5 Mistakes to Avoid as a Forex Trader

Written by: PaxForex analytics dept - Friday, 27 June 2014 0 comments

There are plenty of mistakes new traders make and they tend to repeat the same mistakes over and over again. This does not only hurt their progress as forex traders, but it also reduces their profitability. There is a growing number of new traders who could increase their profits and operate their portfolio much better, but making these five mistakes limits their success.

Unfortunately with the increase of popularity of forex trading too many rush into trading and do not take the proper time to learn the basics. Many think they can rush the learning process or skip right to the earning part of forex trading.

More and more new traders try to find answers to their questions in forex forums around the internet and while there are some hidden gems in those forums most of the advice given is terrible advice. New traders try to educate other new traders on how to trade or those who have repeatedly failed give out suggestions.

Here are 5 mistakes to avoid as a forex trader:

  1. You can’t learn how to trade in a demo account – This is probably the biggest mistakes new traders make. It is impossible to learn how to trade in a demo account no matter what you read online from other traders. You can only learn how to trade by trading and since no trading takes place in a demo account you are not able to learn how to trade or gain any trading experience. Those traders who want to learn how to trade do so in a live account.

  2. You need to trade in the proper account type – Most traders flock to standard accounts, but they do not have the required trading capital to operate their account properly there.
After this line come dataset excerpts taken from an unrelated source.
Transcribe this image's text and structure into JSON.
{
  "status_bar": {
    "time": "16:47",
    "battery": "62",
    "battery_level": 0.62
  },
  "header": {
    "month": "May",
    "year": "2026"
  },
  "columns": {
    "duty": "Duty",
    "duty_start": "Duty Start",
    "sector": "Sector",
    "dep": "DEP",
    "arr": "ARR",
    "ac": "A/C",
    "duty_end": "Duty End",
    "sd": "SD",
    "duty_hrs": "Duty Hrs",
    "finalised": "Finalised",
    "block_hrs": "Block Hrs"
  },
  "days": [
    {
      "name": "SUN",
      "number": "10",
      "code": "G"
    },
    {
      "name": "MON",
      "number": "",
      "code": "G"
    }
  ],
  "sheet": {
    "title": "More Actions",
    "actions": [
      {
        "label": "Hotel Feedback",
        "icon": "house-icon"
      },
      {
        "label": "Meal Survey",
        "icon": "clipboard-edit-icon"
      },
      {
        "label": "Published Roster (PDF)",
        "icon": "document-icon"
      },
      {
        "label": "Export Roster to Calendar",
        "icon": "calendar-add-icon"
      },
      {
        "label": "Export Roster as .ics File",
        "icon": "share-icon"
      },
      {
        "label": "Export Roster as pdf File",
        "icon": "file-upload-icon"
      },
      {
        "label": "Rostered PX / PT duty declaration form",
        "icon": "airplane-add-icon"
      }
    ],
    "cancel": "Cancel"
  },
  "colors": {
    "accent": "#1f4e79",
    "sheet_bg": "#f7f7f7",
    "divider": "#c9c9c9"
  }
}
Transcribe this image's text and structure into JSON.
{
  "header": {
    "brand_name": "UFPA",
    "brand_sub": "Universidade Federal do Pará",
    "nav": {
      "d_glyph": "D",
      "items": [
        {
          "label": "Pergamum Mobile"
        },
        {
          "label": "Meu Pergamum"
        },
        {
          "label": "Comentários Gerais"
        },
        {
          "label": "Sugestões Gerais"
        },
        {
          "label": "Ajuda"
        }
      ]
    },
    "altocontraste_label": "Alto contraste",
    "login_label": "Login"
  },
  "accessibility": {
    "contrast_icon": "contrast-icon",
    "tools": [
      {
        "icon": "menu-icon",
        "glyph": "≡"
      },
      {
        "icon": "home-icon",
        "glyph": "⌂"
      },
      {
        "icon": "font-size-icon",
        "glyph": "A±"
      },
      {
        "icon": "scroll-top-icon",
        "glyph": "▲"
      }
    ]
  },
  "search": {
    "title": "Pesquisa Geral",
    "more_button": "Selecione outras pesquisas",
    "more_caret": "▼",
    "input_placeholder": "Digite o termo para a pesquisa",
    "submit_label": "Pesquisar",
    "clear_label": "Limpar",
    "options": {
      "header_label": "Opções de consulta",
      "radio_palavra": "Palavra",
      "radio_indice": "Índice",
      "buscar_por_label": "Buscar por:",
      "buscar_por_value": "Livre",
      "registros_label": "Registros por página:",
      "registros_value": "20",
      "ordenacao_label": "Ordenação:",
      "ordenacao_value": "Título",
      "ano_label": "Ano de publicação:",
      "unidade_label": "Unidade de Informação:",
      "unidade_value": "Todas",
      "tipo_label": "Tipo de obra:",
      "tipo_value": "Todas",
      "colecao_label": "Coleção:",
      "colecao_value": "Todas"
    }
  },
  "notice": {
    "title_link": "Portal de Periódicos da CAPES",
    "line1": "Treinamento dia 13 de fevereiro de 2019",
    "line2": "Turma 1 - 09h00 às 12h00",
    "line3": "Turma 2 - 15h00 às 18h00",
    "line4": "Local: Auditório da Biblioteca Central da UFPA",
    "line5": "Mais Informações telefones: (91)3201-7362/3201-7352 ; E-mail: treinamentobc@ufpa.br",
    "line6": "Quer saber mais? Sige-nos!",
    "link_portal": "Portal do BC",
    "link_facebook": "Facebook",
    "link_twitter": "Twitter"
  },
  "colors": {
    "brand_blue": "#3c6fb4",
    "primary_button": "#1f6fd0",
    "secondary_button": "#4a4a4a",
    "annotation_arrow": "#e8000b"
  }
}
In case you have less than $10,000 to trade with you should open a mini-account and trade your way up.

  3. Understand that a stop loss order is used to close a trade for a profit – Another great misconception of new traders is that a stop loss order is used to close a trade for a loss which is incorrect and only practiced by new traders. Successful as well as professional traders understand that a stop loss order is used to close a trade for a profit.

  4. Leverage does not cause you to lose your account – Plenty of bad advice online claims that leverage is bad for your account. This has even spread as high as government regulatory bodies in the US where there is now a cap on leverage. Leverage is not bad, but using it without proper risk management is. As long as you commit to your risk management the amount of leverage will never cause you to lose more than you should.

  5. Risk management is vital – This goes above and beyond everything else. You need to practice proper risk management in order to maintain trading. It does not matter if your leverage is 1:1 and you trade only 0.01 lots in a mini-account funded with $1,000. Without proper risk management you can face a complete loss over time. Make sure you implement risk management from the start and execute it properly.